The material facts which we briefly narrate are virtually undisputed. In April, 1982, the 79 year-old plaintiff was admitted to the Maury County Hospital suffering from a prostate condition. The hospital was advised that he had a balance problem or vertigo and would need help when he got out of bed. After undergoing prostate surgery on April 29, 1982, plaintiff was catheterized until May 2, 1982, when the catheter was removed by his physician at about 11 a.m. Defendant’s employee, Nurse Marie Gilliam, was in charge of the area of the hospital in which plaintiff was located and was present when the catheter was removed. Plaintiff advised her of his vertigo condition and the necessity for assistance if he got out of bed. Nurse Gilliam specifically instructed plaintiff at that time to call for help when getting out of bed. Previously that morning a male orderly had similarly admonished plaintiff. Plaintiff was not furnished with a urinal and shortly after the removal of the catheter had the urge to urinate. Plaintiff utilized the call system seeking assistance to go to the bathroom and a nurse came to the door and advised him that an orderly would be sent to assist him. After a time when the orderly did not appear, plaintiff again called the nurses station and a nurse again appeared at the door and advised plaintiff that an orderly would be sent. This sequence of events was repeated about three or four times. Plaintiff testified that he called his son and advised him of his distress. Nurse Gilliam disputed the nature [316]*316of this call and testified that she in fact made the call for plaintiff to ask plaintiff’s son to bring plaintiffs walker to the hospital for his use. Plaintiffs daughter-in-law testified that after plaintiff called their home on this occasion she called the hospital, but the switchboard operator refused to connect her to the nurses station since it was against hospital policy. The operator was then told of plaintiffs distress and the daughter-in-law was put on hold and eventually the telephone connection was cut off.
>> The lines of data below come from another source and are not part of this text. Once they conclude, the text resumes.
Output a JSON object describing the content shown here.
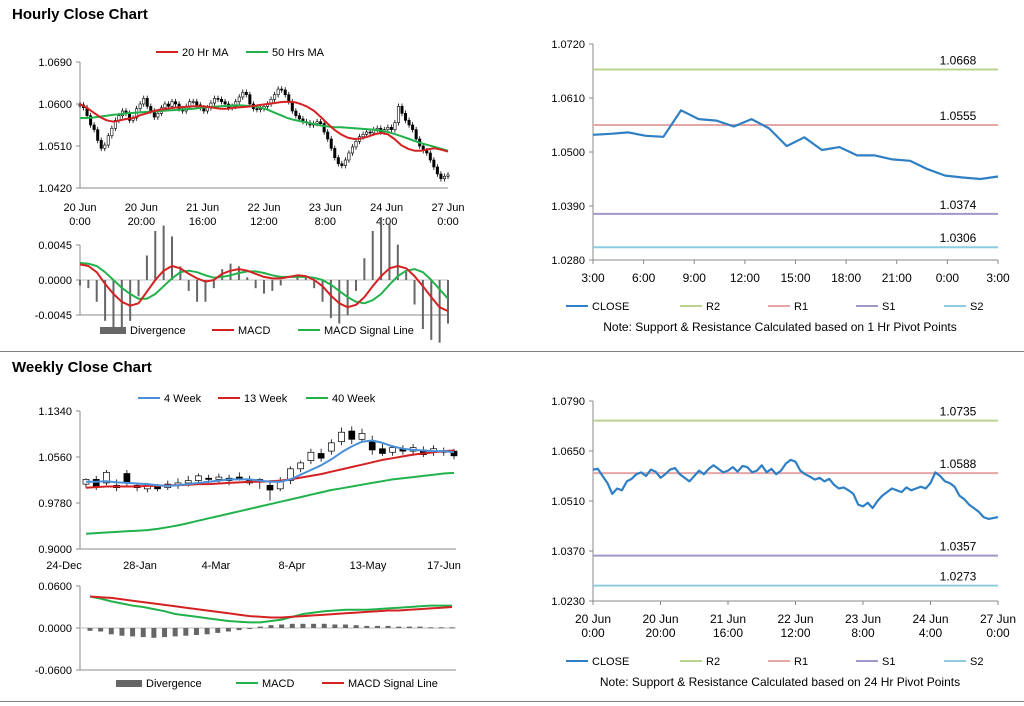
{
  "hourly_section": {
    "title": "Hourly Close Chart"
  },
  "weekly_section": {
    "title": "Weekly Close Chart"
  },
  "colors": {
    "ma_red": "#d42222",
    "ma_green": "#22b24c",
    "ma_blue": "#4a90d9",
    "close": "#2f7fc4",
    "r2": "#b9d38e",
    "r1": "#e6a6a6",
    "s1": "#a396c8",
    "s2": "#8fcbe0",
    "bar": "#666666"
  },
  "chart_data": [
    {
      "id": "hourly-price",
      "type": "candlestick",
      "ylim": [
        1.042,
        1.069
      ],
      "yticks": [
        "1.0690",
        "1.0600",
        "1.0510",
        "1.0420"
      ],
      "xticks": [
        [
          "20 Jun",
          "0:00"
        ],
        [
          "20 Jun",
          "20:00"
        ],
        [
          "21 Jun",
          "16:00"
        ],
        [
          "22 Jun",
          "12:00"
        ],
        [
          "23 Jun",
          "8:00"
        ],
        [
          "24 Jun",
          "4:00"
        ],
        [
          "27 Jun",
          "0:00"
        ]
      ],
      "legend": [
        "20 Hr MA",
        "50 Hrs MA"
      ],
      "close": [
        1.0598,
        1.0592,
        1.0575,
        1.0555,
        1.0545,
        1.0522,
        1.0505,
        1.0512,
        1.0532,
        1.0548,
        1.0565,
        1.0575,
        1.0585,
        1.058,
        1.0565,
        1.057,
        1.059,
        1.06,
        1.0612,
        1.0595,
        1.0585,
        1.0572,
        1.058,
        1.0592,
        1.06,
        1.0595,
        1.0605,
        1.06,
        1.059,
        1.0585,
        1.0595,
        1.0605,
        1.0605,
        1.0598,
        1.0592,
        1.0585,
        1.0592,
        1.0602,
        1.0612,
        1.061,
        1.0605,
        1.06,
        1.0592,
        1.0595,
        1.0605,
        1.0615,
        1.0625,
        1.062,
        1.06,
        1.059,
        1.0588,
        1.059,
        1.0595,
        1.06,
        1.061,
        1.062,
        1.0632,
        1.063,
        1.062,
        1.0605,
        1.0585,
        1.0575,
        1.0568,
        1.0562,
        1.056,
        1.0555,
        1.0558,
        1.0562,
        1.0558,
        1.054,
        1.0525,
        1.0505,
        1.0485,
        1.0472,
        1.0468,
        1.048,
        1.0495,
        1.0508,
        1.052,
        1.053,
        1.0535,
        1.054,
        1.0538,
        1.0545,
        1.0548,
        1.054,
        1.0545,
        1.055,
        1.0545,
        1.056,
        1.0595,
        1.058,
        1.0565,
        1.0555,
        1.0545,
        1.0525,
        1.051,
        1.05,
        1.0495,
        1.048,
        1.0465,
        1.045,
        1.044,
        1.0445,
        1.0448
      ],
      "ma20": [
        1.06,
        1.0592,
        1.0582,
        1.0572,
        1.0565,
        1.0562,
        1.0565,
        1.0568,
        1.057,
        1.0576,
        1.058,
        1.0585,
        1.0588,
        1.059,
        1.0592,
        1.0593,
        1.0594,
        1.0595,
        1.0595,
        1.0594,
        1.0592,
        1.059,
        1.059,
        1.0592,
        1.0593,
        1.0594,
        1.0596,
        1.0598,
        1.06,
        1.0602,
        1.0604,
        1.0605,
        1.0604,
        1.06,
        1.0594,
        1.0585,
        1.0572,
        1.0558,
        1.0545,
        1.0535,
        1.0528,
        1.0525,
        1.0526,
        1.053,
        1.0535,
        1.0538,
        1.0535,
        1.0525,
        1.0512,
        1.0504,
        1.05,
        1.05,
        1.0503,
        1.0505,
        1.0502,
        1.0498
      ],
      "ma50": [
        1.057,
        1.057,
        1.0571,
        1.0573,
        1.0575,
        1.0577,
        1.0578,
        1.058,
        1.0581,
        1.0582,
        1.0583,
        1.0584,
        1.0585,
        1.0586,
        1.0587,
        1.0588,
        1.0589,
        1.059,
        1.0592,
        1.0593,
        1.0594,
        1.0595,
        1.0596,
        1.0597,
        1.0597,
        1.0596,
        1.0595,
        1.0592,
        1.0588,
        1.0582,
        1.0576,
        1.057,
        1.0566,
        1.0563,
        1.056,
        1.0557,
        1.0554,
        1.0552,
        1.055,
        1.055,
        1.0549,
        1.0548,
        1.0547,
        1.0546,
        1.0545,
        1.0543,
        1.054,
        1.0536,
        1.0531,
        1.0526,
        1.0521,
        1.0516,
        1.0512,
        1.0508,
        1.0504,
        1.05
      ]
    },
    {
      "id": "hourly-macd",
      "type": "macd",
      "ylim": [
        -0.0045,
        0.0045
      ],
      "yticks": [
        "0.0045",
        "0.0000",
        "-0.0045"
      ],
      "legend": [
        "Divergence",
        "MACD",
        "MACD Signal Line"
      ],
      "macd": [
        0.002,
        0.0018,
        0.001,
        -0.0005,
        -0.0018,
        -0.0028,
        -0.0033,
        -0.003,
        -0.0015,
        0.0,
        0.0012,
        0.0018,
        0.0015,
        0.0008,
        0.0002,
        -0.0002,
        0.0,
        0.0008,
        0.0012,
        0.0014,
        0.0012,
        0.0008,
        0.0004,
        0.0002,
        0.0002,
        0.0004,
        0.0006,
        0.0005,
        0.0,
        -0.0008,
        -0.002,
        -0.003,
        -0.0035,
        -0.0032,
        -0.0022,
        -0.0008,
        0.0005,
        0.0015,
        0.0018,
        0.0015,
        0.0005,
        -0.0008,
        -0.0022,
        -0.0035,
        -0.004
      ],
      "signal": [
        0.0022,
        0.0021,
        0.0018,
        0.001,
        0.0,
        -0.001,
        -0.0018,
        -0.0024,
        -0.0024,
        -0.0018,
        -0.0008,
        0.0002,
        0.001,
        0.0012,
        0.001,
        0.0006,
        0.0003,
        0.0004,
        0.0006,
        0.0009,
        0.0011,
        0.0011,
        0.0009,
        0.0006,
        0.0004,
        0.0004,
        0.0004,
        0.0004,
        0.0003,
        0.0,
        -0.0006,
        -0.0014,
        -0.0022,
        -0.0028,
        -0.003,
        -0.0026,
        -0.0018,
        -0.0006,
        0.0005,
        0.0012,
        0.0014,
        0.001,
        0.0,
        -0.0012,
        -0.0024
      ]
    },
    {
      "id": "hourly-pivot",
      "type": "line",
      "ylim": [
        1.028,
        1.072
      ],
      "yticks": [
        "1.0720",
        "1.0610",
        "1.0500",
        "1.0390",
        "1.0280"
      ],
      "categories": [
        "3:00",
        "6:00",
        "9:00",
        "12:00",
        "15:00",
        "18:00",
        "21:00",
        "0:00",
        "3:00"
      ],
      "series": [
        {
          "name": "CLOSE",
          "values": [
            1.0535,
            1.0537,
            1.054,
            1.0533,
            1.0531,
            1.0585,
            1.0567,
            1.0564,
            1.0552,
            1.0567,
            1.0548,
            1.0512,
            1.053,
            1.0504,
            1.051,
            1.0493,
            1.0493,
            1.0485,
            1.0482,
            1.0465,
            1.0452,
            1.0448,
            1.0445,
            1.045
          ]
        }
      ],
      "levels": [
        {
          "name": "R2",
          "value": 1.0668,
          "label": "1.0668"
        },
        {
          "name": "R1",
          "value": 1.0555,
          "label": "1.0555"
        },
        {
          "name": "S1",
          "value": 1.0374,
          "label": "1.0374"
        },
        {
          "name": "S2",
          "value": 1.0306,
          "label": "1.0306"
        }
      ],
      "legend": [
        "CLOSE",
        "R2",
        "R1",
        "S1",
        "S2"
      ],
      "note": "Note: Support & Resistance Calculated based on 1 Hr Pivot Points"
    },
    {
      "id": "weekly-price",
      "type": "candlestick",
      "ylim": [
        0.9,
        1.134
      ],
      "yticks": [
        "1.1340",
        "1.0560",
        "0.9780",
        "0.9000"
      ],
      "xticks": [
        "24-Dec",
        "28-Jan",
        "4-Mar",
        "8-Apr",
        "13-May",
        "17-Jun"
      ],
      "legend": [
        "4 Week",
        "13 Week",
        "40 Week"
      ],
      "candles": [
        [
          1.01,
          1.018,
          1.004,
          1.02
        ],
        [
          1.018,
          1.006,
          1.0,
          1.024
        ],
        [
          1.012,
          1.03,
          1.008,
          1.034
        ],
        [
          1.008,
          1.004,
          0.998,
          1.018
        ],
        [
          1.028,
          1.012,
          1.006,
          1.034
        ],
        [
          1.008,
          1.004,
          0.998,
          1.012
        ],
        [
          1.002,
          1.008,
          0.996,
          1.012
        ],
        [
          1.006,
          1.002,
          0.998,
          1.01
        ],
        [
          1.004,
          1.01,
          1.0,
          1.016
        ],
        [
          1.008,
          1.012,
          1.002,
          1.02
        ],
        [
          1.012,
          1.016,
          1.006,
          1.024
        ],
        [
          1.016,
          1.024,
          1.01,
          1.028
        ],
        [
          1.02,
          1.018,
          1.012,
          1.026
        ],
        [
          1.018,
          1.022,
          1.012,
          1.028
        ],
        [
          1.02,
          1.016,
          1.008,
          1.026
        ],
        [
          1.022,
          1.02,
          1.016,
          1.03
        ],
        [
          1.018,
          1.012,
          1.008,
          1.024
        ],
        [
          1.014,
          1.018,
          1.002,
          1.02
        ],
        [
          1.008,
          1.0,
          0.982,
          1.016
        ],
        [
          1.002,
          1.016,
          0.998,
          1.022
        ],
        [
          1.016,
          1.036,
          1.01,
          1.04
        ],
        [
          1.036,
          1.046,
          1.03,
          1.05
        ],
        [
          1.05,
          1.064,
          1.044,
          1.07
        ],
        [
          1.062,
          1.054,
          1.048,
          1.07
        ],
        [
          1.066,
          1.08,
          1.06,
          1.086
        ],
        [
          1.082,
          1.098,
          1.076,
          1.106
        ],
        [
          1.1,
          1.086,
          1.078,
          1.108
        ],
        [
          1.086,
          1.096,
          1.08,
          1.104
        ],
        [
          1.082,
          1.068,
          1.06,
          1.092
        ],
        [
          1.07,
          1.062,
          1.058,
          1.078
        ],
        [
          1.064,
          1.072,
          1.058,
          1.076
        ],
        [
          1.07,
          1.066,
          1.06,
          1.076
        ],
        [
          1.066,
          1.072,
          1.058,
          1.078
        ],
        [
          1.068,
          1.06,
          1.056,
          1.074
        ],
        [
          1.064,
          1.07,
          1.058,
          1.076
        ],
        [
          1.066,
          1.064,
          1.058,
          1.072
        ],
        [
          1.066,
          1.058,
          1.052,
          1.07
        ]
      ],
      "w4": [
        1.014,
        1.014,
        1.015,
        1.013,
        1.012,
        1.011,
        1.01,
        1.008,
        1.007,
        1.008,
        1.01,
        1.012,
        1.014,
        1.016,
        1.018,
        1.018,
        1.018,
        1.016,
        1.014,
        1.014,
        1.018,
        1.026,
        1.034,
        1.042,
        1.052,
        1.064,
        1.074,
        1.082,
        1.084,
        1.08,
        1.074,
        1.07,
        1.068,
        1.067,
        1.066,
        1.066,
        1.064
      ],
      "w13": [
        1.004,
        1.005,
        1.006,
        1.006,
        1.006,
        1.006,
        1.007,
        1.007,
        1.008,
        1.008,
        1.009,
        1.01,
        1.01,
        1.011,
        1.012,
        1.013,
        1.014,
        1.014,
        1.015,
        1.016,
        1.018,
        1.021,
        1.024,
        1.027,
        1.031,
        1.035,
        1.039,
        1.043,
        1.047,
        1.051,
        1.054,
        1.057,
        1.06,
        1.062,
        1.064,
        1.066,
        1.067
      ],
      "w40": [
        0.926,
        0.927,
        0.928,
        0.929,
        0.93,
        0.931,
        0.932,
        0.934,
        0.937,
        0.94,
        0.944,
        0.948,
        0.952,
        0.956,
        0.96,
        0.964,
        0.968,
        0.972,
        0.976,
        0.98,
        0.984,
        0.988,
        0.992,
        0.996,
        1.0,
        1.003,
        1.006,
        1.009,
        1.012,
        1.015,
        1.018,
        1.02,
        1.022,
        1.024,
        1.026,
        1.028,
        1.029
      ]
    },
    {
      "id": "weekly-macd",
      "type": "macd",
      "ylim": [
        -0.06,
        0.06
      ],
      "yticks": [
        "0.0600",
        "0.0000",
        "-0.0600"
      ],
      "legend": [
        "Divergence",
        "MACD",
        "MACD Signal Line"
      ],
      "macd": [
        0.045,
        0.042,
        0.038,
        0.035,
        0.032,
        0.03,
        0.027,
        0.024,
        0.02,
        0.018,
        0.016,
        0.014,
        0.012,
        0.01,
        0.009,
        0.008,
        0.008,
        0.01,
        0.012,
        0.016,
        0.02,
        0.022,
        0.024,
        0.025,
        0.026,
        0.026,
        0.026,
        0.027,
        0.028,
        0.029,
        0.03,
        0.031,
        0.032,
        0.032,
        0.032
      ],
      "signal": [
        0.045,
        0.044,
        0.043,
        0.041,
        0.039,
        0.037,
        0.035,
        0.033,
        0.031,
        0.029,
        0.027,
        0.025,
        0.023,
        0.021,
        0.019,
        0.017,
        0.016,
        0.015,
        0.015,
        0.016,
        0.017,
        0.018,
        0.019,
        0.02,
        0.021,
        0.022,
        0.023,
        0.024,
        0.025,
        0.025,
        0.026,
        0.027,
        0.028,
        0.029,
        0.03
      ],
      "divergence": [
        -0.004,
        -0.005,
        -0.009,
        -0.011,
        -0.012,
        -0.013,
        -0.014,
        -0.013,
        -0.012,
        -0.011,
        -0.01,
        -0.009,
        -0.007,
        -0.005,
        -0.003,
        -0.001,
        0.002,
        0.004,
        0.005,
        0.006,
        0.006,
        0.006,
        0.006,
        0.005,
        0.005,
        0.004,
        0.003,
        0.003,
        0.003,
        0.002,
        0.002,
        0.002,
        0.001,
        0.001,
        0.001
      ]
    },
    {
      "id": "weekly-pivot",
      "type": "line",
      "ylim": [
        1.023,
        1.079
      ],
      "yticks": [
        "1.0790",
        "1.0650",
        "1.0510",
        "1.0370",
        "1.0230"
      ],
      "xticks": [
        [
          "20 Jun",
          "0:00"
        ],
        [
          "20 Jun",
          "20:00"
        ],
        [
          "21 Jun",
          "16:00"
        ],
        [
          "22 Jun",
          "12:00"
        ],
        [
          "23 Jun",
          "8:00"
        ],
        [
          "24 Jun",
          "4:00"
        ],
        [
          "27 Jun",
          "0:00"
        ]
      ],
      "series": [
        {
          "name": "CLOSE",
          "values": [
            1.0598,
            1.06,
            1.058,
            1.056,
            1.053,
            1.0545,
            1.054,
            1.0565,
            1.0572,
            1.0585,
            1.059,
            1.058,
            1.0598,
            1.0592,
            1.0575,
            1.0585,
            1.0598,
            1.0602,
            1.0585,
            1.0575,
            1.0565,
            1.058,
            1.0595,
            1.0585,
            1.06,
            1.061,
            1.06,
            1.059,
            1.0595,
            1.0605,
            1.0592,
            1.0608,
            1.0605,
            1.059,
            1.0595,
            1.061,
            1.059,
            1.06,
            1.0585,
            1.0595,
            1.0615,
            1.0625,
            1.062,
            1.0595,
            1.0585,
            1.0578,
            1.057,
            1.0575,
            1.0565,
            1.0572,
            1.0555,
            1.0545,
            1.0548,
            1.054,
            1.053,
            1.05,
            1.0495,
            1.0505,
            1.049,
            1.051,
            1.0525,
            1.0535,
            1.0545,
            1.054,
            1.0535,
            1.0548,
            1.054,
            1.0545,
            1.055,
            1.0545,
            1.056,
            1.059,
            1.058,
            1.0565,
            1.056,
            1.055,
            1.0525,
            1.0515,
            1.05,
            1.049,
            1.048,
            1.0465,
            1.046,
            1.0462,
            1.0465
          ]
        }
      ],
      "levels": [
        {
          "name": "R2",
          "value": 1.0735,
          "label": "1.0735"
        },
        {
          "name": "R1",
          "value": 1.0588,
          "label": "1.0588"
        },
        {
          "name": "S1",
          "value": 1.0357,
          "label": "1.0357"
        },
        {
          "name": "S2",
          "value": 1.0273,
          "label": "1.0273"
        }
      ],
      "legend": [
        "CLOSE",
        "R2",
        "R1",
        "S1",
        "S2"
      ],
      "note": "Note: Support & Resistance Calculated based on 24 Hr Pivot Points"
    }
  ]
}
In the meantime, after receiving no assistance despite his calls, plaintiff was in such distress that he felt he was about to wet the bed, so he got out of bed to go to the bathroom and on his return to bed he lost his balance, fell and broke his hip.
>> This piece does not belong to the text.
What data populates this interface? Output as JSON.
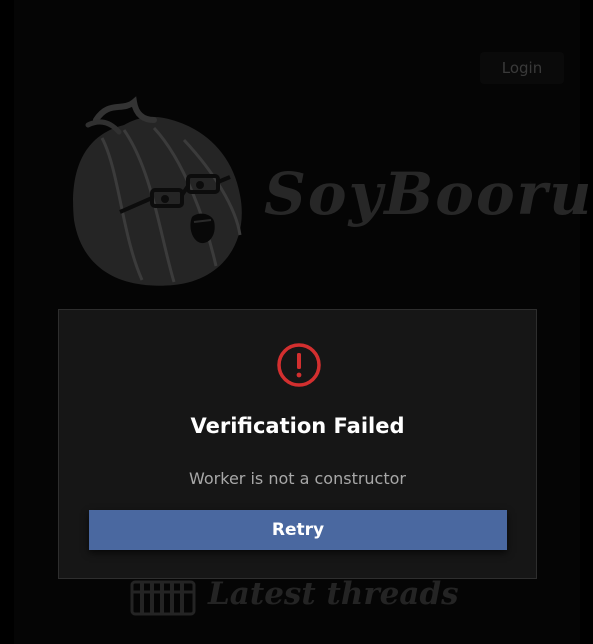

Plaintiffs physicians did not leave any orders with the hospital personnel restricting plaintiff from getting out of bed nor did the physicians order any type of restraint to prevent plaintiff from getting out of bed without assistance. Nurse Gilliam also testified that shortly after plaintiff fell, she asked him about the incident and he told her that after he went to the bathroom he decided to sit in the chair and, while so doing, bent over to put on a shoe and fell. However, the hospital record contains no such history, but to the contrary the event is recorded in the nurse’s notes as:

Pt. attempted to go to BR s [without] asst., fell, result broken hip.
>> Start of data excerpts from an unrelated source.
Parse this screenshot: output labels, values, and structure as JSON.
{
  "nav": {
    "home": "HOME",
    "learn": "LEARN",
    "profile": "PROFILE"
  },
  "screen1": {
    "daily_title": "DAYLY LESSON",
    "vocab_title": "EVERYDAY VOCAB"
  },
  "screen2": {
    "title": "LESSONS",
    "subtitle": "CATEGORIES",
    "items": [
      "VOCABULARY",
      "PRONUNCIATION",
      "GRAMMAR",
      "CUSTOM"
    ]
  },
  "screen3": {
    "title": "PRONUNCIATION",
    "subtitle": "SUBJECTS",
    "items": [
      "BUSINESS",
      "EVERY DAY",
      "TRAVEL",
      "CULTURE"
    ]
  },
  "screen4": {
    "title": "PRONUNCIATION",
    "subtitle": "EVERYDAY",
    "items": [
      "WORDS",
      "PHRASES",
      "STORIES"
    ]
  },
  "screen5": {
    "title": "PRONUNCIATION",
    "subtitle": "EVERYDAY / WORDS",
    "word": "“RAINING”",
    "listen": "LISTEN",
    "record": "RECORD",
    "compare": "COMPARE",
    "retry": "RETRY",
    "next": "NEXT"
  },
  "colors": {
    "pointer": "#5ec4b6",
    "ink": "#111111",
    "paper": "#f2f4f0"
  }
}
The trial court found that the defendant hospital was well aware of plaintiff’s vertigo or dizzy condition and that plaintiff was admonished by hospital personnel not to try to get out of bed without assistance. Despite the warning, plaintiff attempted to go to the bathroom alone and fell while so doing. The trial court held, however, that in order to hold the hospital liable the proof must show that the hospital violated an order of the physician and must also show through expert testimony that the hospital violated the standard of care for hospitals in that area. The court then found no negligence on the part of the hospital, apparently concluding that the failure to prove a violation of a physician’s order and to establish a deviation from the standard of care by expert testimony precluded a finding of negligence.

Plaintiff concedes, and we agree, that the trial court’s findings of fact are correct but plaintiff contends that the court's ruling was predicated upon erroneous conclusions of law.

The first issue presented for review is: Did the trial court err in holding that in order to be liable it must be shown that the hospital staff violated orders left by the doctor who was treating the plaintiff?
The final judgment provides in part: ******
4. In order to be liable, it must be shown that the hospital staff, violated orders left by the doctor, who was treating the plaintiff. There is no proof in this record that the doctor left any orders at all concerning the plaintiff getting out of bed.

Plaintiff asserts that this part of the judgment incorrectly states the law and that the judgment premised thereon is incorrect.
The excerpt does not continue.